Monday 11th December 2017,
Pinguinoeconomico

USA: NEL 2014 UNA NUOVA RECESSIONE ?

Sembra un tabù inaccettabile e nessuno osa parlarne. Il 2014 potrebbe essere , con forte probabilità, l’anno della prossima recessione Americana.
L’argomento è scomodo e sembra fuori moda, tanto più dopo il dato sul Pil del terzo trimestre rivisto in crescita del +4,1% a metà dicembre. Il dato è viziato da un incremento anomalo delle scorte ma da fiato alle trombe degli ottimisti che possono così giustificare l’incremento dell’indice azionario domestico del +29% nel 2013.
Tuttavia molti fanno finta di dimenticarsi che qualcosa è radicalmente cambiato nell’economia mondiale ed in quella a stelle e strisce dalla Grande Recessione del 2008. La domanda è la seguente: quando arriverà la prossima recessione Usa e potrebbe essere già nel 2014 ? Inoltre come si comporterebbe la FED, la quale ha già raddoppiato il suo stimolo monetario nell’ultimo biennio, qualora la crescita dovesse svanire visto che anche l’acquisto di 85mld mensili di titoli è ormai insufficiente a stimolare adeguatamente la crescita economica ?
Diamo uno sguardo alle statistiche e più precisamente alla lunghezza dei precedenti cicli economici. Alla fine del 2013 questo ciclo espansivo ha raggiunto i 54 mesi e si colloca già oltre la media dei 39 mesi da quando inizia la serie storica (1854). Negli ultimi 100 anni invece, da quando è stata costituita nel 1913 la Banca Centrale, è di 50 mesi. L’attuale ciclo economico espansivo è ora il settimo più lungo dei 34 registrati dal 1854.

Ma i numeri non significano molto; in economia i cicli economici non muoiono di anzianità ma per squilibri che si succedono e che potrebbero anche non essere ancora del tutto visibili.
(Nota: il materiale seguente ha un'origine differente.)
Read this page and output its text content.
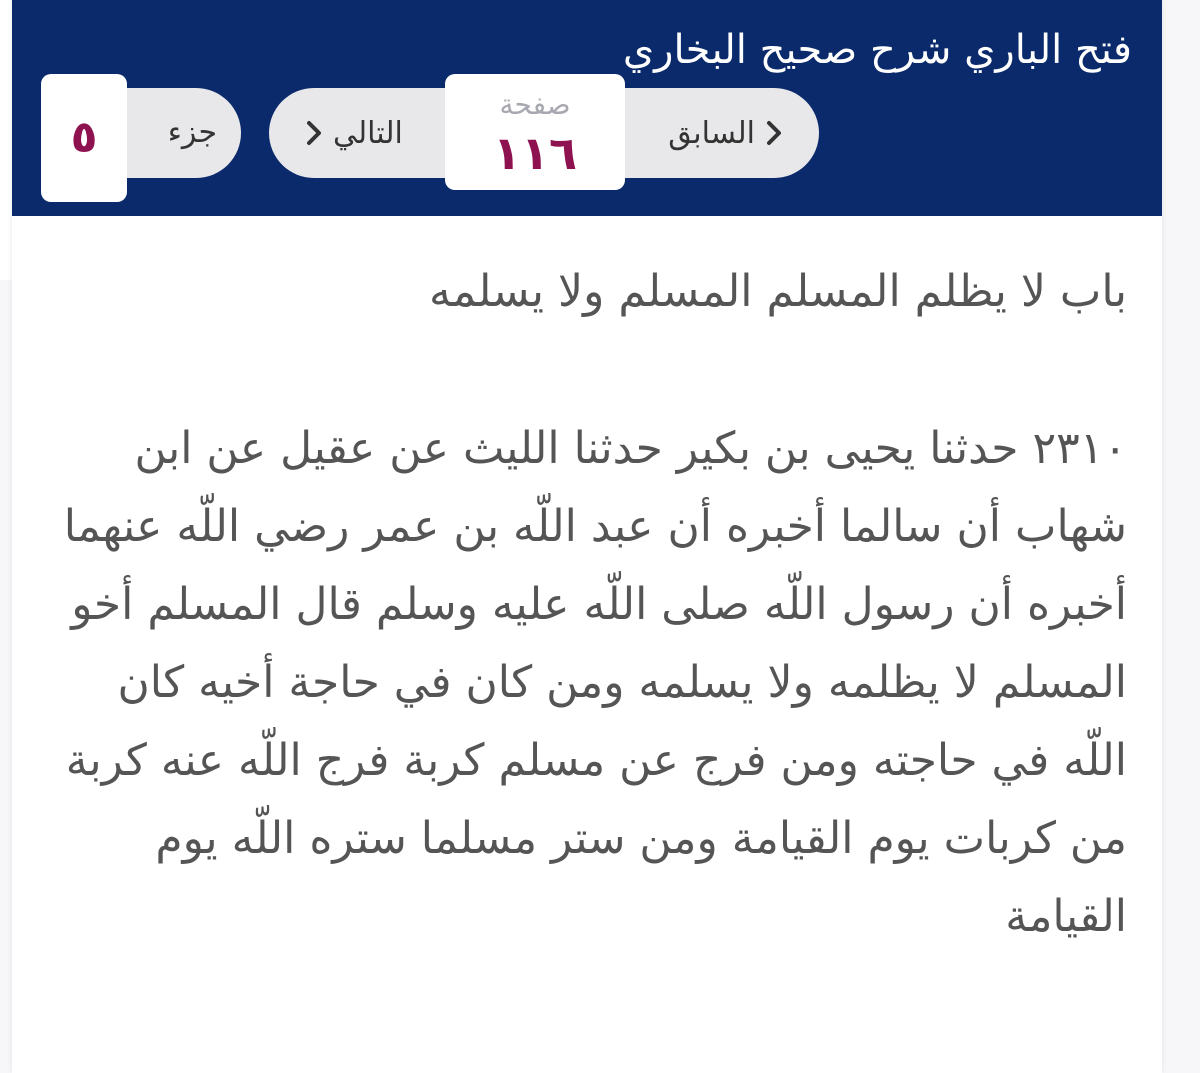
فتح الباري شرح صحيح البخاري
السابق
التالي
صفحة
١١٦
جزء
٥
باب لا يظلم المسلم المسلم ولا يسلمه

٢٣١٠ حدثنا يحيى بن بكير حدثنا الليث عن عقيل عن ابن شهاب أن سالما أخبره أن عبد اللّه بن عمر رضي اللّه عنهما أخبره أن رسول اللّه صلى اللّه عليه وسلم قال المسلم أخو المسلم لا يظلمه ولا يسلمه ومن كان في حاجة أخيه كان اللّه في حاجته ومن فرج عن مسلم كربة فرج اللّه عنه كربة من كربات يوم القيامة ومن ستر مسلما ستره اللّه يوم القيامة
Tuttavia esistono oggi molti indicatori che consentono di prevedere con un certo anticipo la durata di un ciclo economico. Molti economisti avevano previsto una ricaduta dell’economia USA in recessione già nel triennio 2011-2013, dopo la ripresa del 2009-2010. La stima è stata stravolta dallo straordinario stimolo monetario messo in campo dalla FED che ha consentito di spostare in avanti il problema.
Lo stimolo monetario sembra ormai spuntato: la FED è stata costretta ad iniziare, assolutamente controvoglia, il TAPERING in presenza delle crescenti bolle speculative create da questa politica “non convenzionale” sul mercato azionario, obbligazionario ed immobiliare e dell’effetto marginale del “quantitative easing” sull’economia reale al quinto anno di applicazione con tre nuovi trilioni di dollari stampati di nuova carta moneta. Di conseguenza i tassi di interesse hanno ripreso a salire con il rendimento sul titolo decennale che ha sfondato la soglia del 3% mentre solo a maggio era all’1,65%. Le richieste di nuovi mutui si sono inabissate crollando del 65% nello stesso periodo ed impatteranno negativamente nei prossimi mesi sul settore immobiliare, già in debole ripresa e sostenuto in modo artificiale dai tassi bassi, politiche fiscali di aiuti ai sottoscrittori di mutui in difficoltà finanziarie ed infine dagli acquisti speculativi dei fondi di private equity.
Anche l’economia reale ha però il fiato corto. L’incremento della crescita delle vendite natalizie è stato il più modesto dal 2009. Con l’accordo sul budget sottoscritto a metà dicembre, gli Stati Uniti evitano un altro shutdown, vale a dire la chiusura parziale dell’apparato amministrativo pubblico. Tuttavia uno dei punti concordati, forse il più controverso per l’impatto economico, annulla l’estensione dei sussidi di disoccupazione inserita dal 2008 per coloro che superano le 26 settimane di non occupazione e fino alla 99esima settimana. Si tratta di 300$ in media al mese che non verranno erogati a 1,3mln di cittadini per un totale di 80mld che non rientreranno nel ciclo economico.
Se aggiungiamo poi i problemi di debito crescente e di deficit, il primo in crescita ed il secondo in calo ma con spesa per interessi in salita, in aggiunta alle bolle finanziarie che potrebbero esplodere nei prossimi mesi il quadro è fatto e la recessione è dietro l’angolo.
Manca infine lo spettro della deflazione che da ottobre incombe sulle principali economie sviluppate, dagli Stati Uniti all’Europa e malgrado i trilioni di dollari creati inutilmente dalle Banche Centrali nell’ultimo triennio per combatterla .
L’economia USA è ormai “addicted” (dipendente) alla droga dei bassi tassi e dello stimolo monetario infinito senza il quale il Paese sarebbe già di nuovo in recessione.
Ancora una volta, ed anche per il prossimo anno, il motore sarà la Fed e le sue mosse di politica monetaria ma le munizioni a sua disposizione sono ormai inefficaci e direi anche controproducenti.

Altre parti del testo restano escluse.